Wann immer die professionelle Beurteilung der Persönlichkeit eines Menschen erforderlich ist, wird ein psychologischer Gutachter hinzugezogen und beauftragt. Das kann im Rahmen einer strafrechtlich relevanten Schuldfähigkeitsfrage sein, aber auch bei einem Sorgerechtsstreit oder bei dem Problem der richtigen Berufswahl. Und auch ein Psychotherapeut oder ein Psychiater ist angehalten, ein Gutachten zu erstellen, wenn es um die Begründung eines angemessenen Therapiekonzepts für einen um Hilfe ersuchenden Patienten und dessen Kosten tragender Krankenkasse geht. Diese kleine Auswahl soll deutlich machen, dass psychologische Gutachten nicht nur in spektakulären Gerichtsprozessen, sondern auch sonst (fast) überall im Alltag erforderlich sein können. Grund genug, sich mit diesem spannenden Thema aus dem prallen Alltag des Psychologen etwas näher zu befassen.
(R)eine Formsache
Psychologische Fachgutachten müssen anerkannten und vorgeschriebenen formalen Standards genügen. Deshalb kann der Gutachter nicht einfach so „drauf los schreiben“, sondern muss sich sehr streng an die gültigen Vorschriften halten. Das beginnt beim korrekt gestalteten Deckblatt und hört erst mit dem gewissenhaft und lückenlos zusammengestellten Anhang wieder auf. Jeder noch so kleine Formfehler kann hier der gegnerischen Partei, sofern es eine gibt, die Ablehnung des Gutachtens ermöglichen. Völlig ungeachtet des ansonsten wahrscheinlich untadelig wahrheitsgemäßen Inhalts. Und diese peinliche Blöße darf sich natürlich kein seriöser Gutachter geben.
Die Fragestellung
Jedes psychologische Gutachten dient der Aufklärung einer konkreten Fragestellung. Ist die Zeugin tatsächlich glaubwürdig? War der Angeklagte zum Tatzeitpunkt zurechnungsfähig?

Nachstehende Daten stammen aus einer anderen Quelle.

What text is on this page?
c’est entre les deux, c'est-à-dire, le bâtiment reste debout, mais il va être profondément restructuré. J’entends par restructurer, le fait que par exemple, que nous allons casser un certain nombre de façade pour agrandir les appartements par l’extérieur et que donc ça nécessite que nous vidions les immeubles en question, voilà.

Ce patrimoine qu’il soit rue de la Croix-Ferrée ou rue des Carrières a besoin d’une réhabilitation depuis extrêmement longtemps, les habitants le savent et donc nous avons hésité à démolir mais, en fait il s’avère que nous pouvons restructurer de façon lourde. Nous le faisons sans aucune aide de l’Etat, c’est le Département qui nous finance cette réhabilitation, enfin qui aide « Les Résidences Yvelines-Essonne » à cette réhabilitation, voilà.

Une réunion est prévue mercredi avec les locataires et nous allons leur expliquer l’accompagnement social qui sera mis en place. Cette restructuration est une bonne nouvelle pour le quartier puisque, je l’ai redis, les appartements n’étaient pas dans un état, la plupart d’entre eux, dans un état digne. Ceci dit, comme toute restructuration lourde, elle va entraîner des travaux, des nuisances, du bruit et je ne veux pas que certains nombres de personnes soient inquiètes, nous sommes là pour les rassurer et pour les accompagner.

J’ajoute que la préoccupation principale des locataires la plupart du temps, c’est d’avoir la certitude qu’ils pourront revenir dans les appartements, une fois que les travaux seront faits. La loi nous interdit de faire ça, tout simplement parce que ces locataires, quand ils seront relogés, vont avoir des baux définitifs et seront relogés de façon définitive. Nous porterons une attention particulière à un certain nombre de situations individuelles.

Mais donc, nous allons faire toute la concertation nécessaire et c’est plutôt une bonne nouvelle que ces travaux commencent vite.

Ist für den jungen Delinquenten das milde Jugendstrafrecht oder das uneingeschränkte Strafgesetz anzuwenden? Soll dem mehrfach auffällig gewordenen Verkehrssünder der Führerschein entzogen werden? Je nachdem, welche Frage auf dem Boden wissenschaftlicher Erkenntnisse beantwortet werden muss, hat der Gutachter die Aufgabe, die Biographie des Probanden gezielt zu durchleuchten, sowie gegebenenfalls spezifisch indizierte psychodiagnostische Testverfahren auszuwählen und anzuwenden. Am Schluss des Gutachtens soll auf jeden Fall eine Antwort stehen, die felsenfest auf dem fachkundigen Boden der Tatsachen und des bestens begründeten Faktenwissens steht.
Der Adressat
Je nachdem, für wessen Augen das fertige Gutachten bestimmt ist, ist eine entsprechende Wortwahl zu treffen. Soll das Gutachten einem Gericht zur Urteilsfindung dienen, so sind juristische Termini korrekt zu verwenden. Geht das Gutachten im Rahmen einer Überweisung an einen Fachkollegen, dann darf ein gewisser Fachjargon als bekannt vorausgesetzt werden. Soll aber ein Laie das Gutachten verstehen können, muss vieles vereinfacht dargestellt und ausführlich erklärt werden. Somit muss ein Fachgutachter nicht nur über erschöpfendes Fachwissen, sondern auch über nicht unerhebliche schriftstellerische Qualitäten verfügen, um seinen Job wirklich gut machen zu können.
Der Zeitfaktor
Um alle relevanten Daten für das psychologische Gutachten zu sammeln, braucht es viele Stunden konzentrierter Zusammenarbeit. Da wäre zunächst der Posten „Anamnese und Exploration“, in dessen Rahmen der Gutachter in die Biographie des Probanden eintaucht, um dort nach den für die Fragestellung relevanten Aspekten zu fahnden. Hat sich der Gutachter ein umfassendes Bild vom bisherigen Leben des Probanden verschafft, geht es meist noch an die Durchführung und Auswertung notwendiger psychodiagnostischer Untersuchungen. Und hat der Gutachter schließlich sein „Rohmaterial“ beisammen, dann geht es an die verbale Ausformulierung der erhaltenen Befunde. Kein Wunder, dass da bisweilen von der ersten Sitzung bis zum fertigen Gutachten Monate vergehen können.